In our efforts to build a truly safe and smart AI for autonomous cars, researchers have given a new technology the ability to ‘see’ into the future.
The classic scenario presented when discussing the safety of autonomous cars is a child running in front of the vehicle, and the artificial intelligence (AI) deciding whether it should try to save the life of the child or the driver it is carrying.
But what about an object it has never seen before, one that it could never expect to come across?
That is the problem that researchers are attempting to solve at the University of California, Berkeley, with help from a new AI that can ‘imagine’ what it expects to see in the future – something its developers are calling ‘visual foresight’.

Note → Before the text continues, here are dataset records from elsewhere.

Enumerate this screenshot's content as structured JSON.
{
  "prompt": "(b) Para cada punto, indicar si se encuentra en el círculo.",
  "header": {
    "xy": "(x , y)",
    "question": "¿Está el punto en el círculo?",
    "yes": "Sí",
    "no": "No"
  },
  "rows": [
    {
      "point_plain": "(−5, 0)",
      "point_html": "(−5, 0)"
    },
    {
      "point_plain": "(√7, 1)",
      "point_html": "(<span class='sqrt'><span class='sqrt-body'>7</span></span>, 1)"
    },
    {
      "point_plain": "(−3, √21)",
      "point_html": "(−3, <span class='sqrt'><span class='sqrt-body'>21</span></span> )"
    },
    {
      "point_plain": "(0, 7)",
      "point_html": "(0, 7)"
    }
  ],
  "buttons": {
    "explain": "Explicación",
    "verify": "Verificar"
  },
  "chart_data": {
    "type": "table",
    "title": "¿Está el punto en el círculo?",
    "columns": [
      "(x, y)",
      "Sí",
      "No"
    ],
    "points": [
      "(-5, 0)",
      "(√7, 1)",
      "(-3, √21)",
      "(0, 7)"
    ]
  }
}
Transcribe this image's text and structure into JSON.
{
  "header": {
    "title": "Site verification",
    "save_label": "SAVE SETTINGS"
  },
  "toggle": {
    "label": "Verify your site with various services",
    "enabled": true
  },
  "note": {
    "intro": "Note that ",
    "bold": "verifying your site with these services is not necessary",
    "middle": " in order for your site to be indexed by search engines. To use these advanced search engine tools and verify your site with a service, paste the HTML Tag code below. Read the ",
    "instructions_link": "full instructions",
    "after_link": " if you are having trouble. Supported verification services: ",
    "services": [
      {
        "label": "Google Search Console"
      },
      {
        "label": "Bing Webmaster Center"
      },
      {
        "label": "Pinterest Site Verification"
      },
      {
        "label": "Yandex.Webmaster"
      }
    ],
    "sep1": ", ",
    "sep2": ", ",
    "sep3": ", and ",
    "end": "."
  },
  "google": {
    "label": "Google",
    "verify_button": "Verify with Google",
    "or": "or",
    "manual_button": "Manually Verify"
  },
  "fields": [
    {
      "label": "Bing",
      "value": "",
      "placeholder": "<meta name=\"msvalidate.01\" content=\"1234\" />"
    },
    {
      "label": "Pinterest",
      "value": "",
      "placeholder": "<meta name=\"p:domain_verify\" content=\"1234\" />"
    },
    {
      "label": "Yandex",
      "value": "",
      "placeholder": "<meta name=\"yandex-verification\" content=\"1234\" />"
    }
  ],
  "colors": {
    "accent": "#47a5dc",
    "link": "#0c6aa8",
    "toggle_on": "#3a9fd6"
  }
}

With plans to present its findings at an upcoming conference, the Berkeley team’s creation works by taking images from a robot’s cameras and predicting what it will see when it performs a particular sequence of movements.
These robot imaginations are currently simple in scale as predictions can only be made seven seconds into the future, but it is enough for the robot to figure out how to move objects around on a table without disturbing obstacles.
Most importantly, the robot can learn to perform these tasks without any help from humans or prior knowledge about physics, its environment or what the objects are.
A different kind of DNA
“In the same way that we can imagine how our actions will move the objects in our environment, this method can enable a robot to visualise how different behaviours will affect the world around it,” said Sergey Levine, whose lab developed the technology.
“This can enable intelligent planning of highly flexible skills in complex real-world situations.”
This development is based on a deep-learning technology called dynamic neural advection, which predicts how pixels in an image will move from one frame to the next, based on the robot’s actions. It has been greatly improved upon in recent iterations.
The technology sounds remarkably similar to the recent discovery that human brains also ‘see’ around walls and objects by predicting future obstacles, but at a significantly faster rate than this new AI.
“Children can learn about their world by playing with toys, moving them around, grasping and so forth,” Levine explained. “Our aim with this research is to enable a robot to do the same: to learn about how the world works through autonomous interaction.”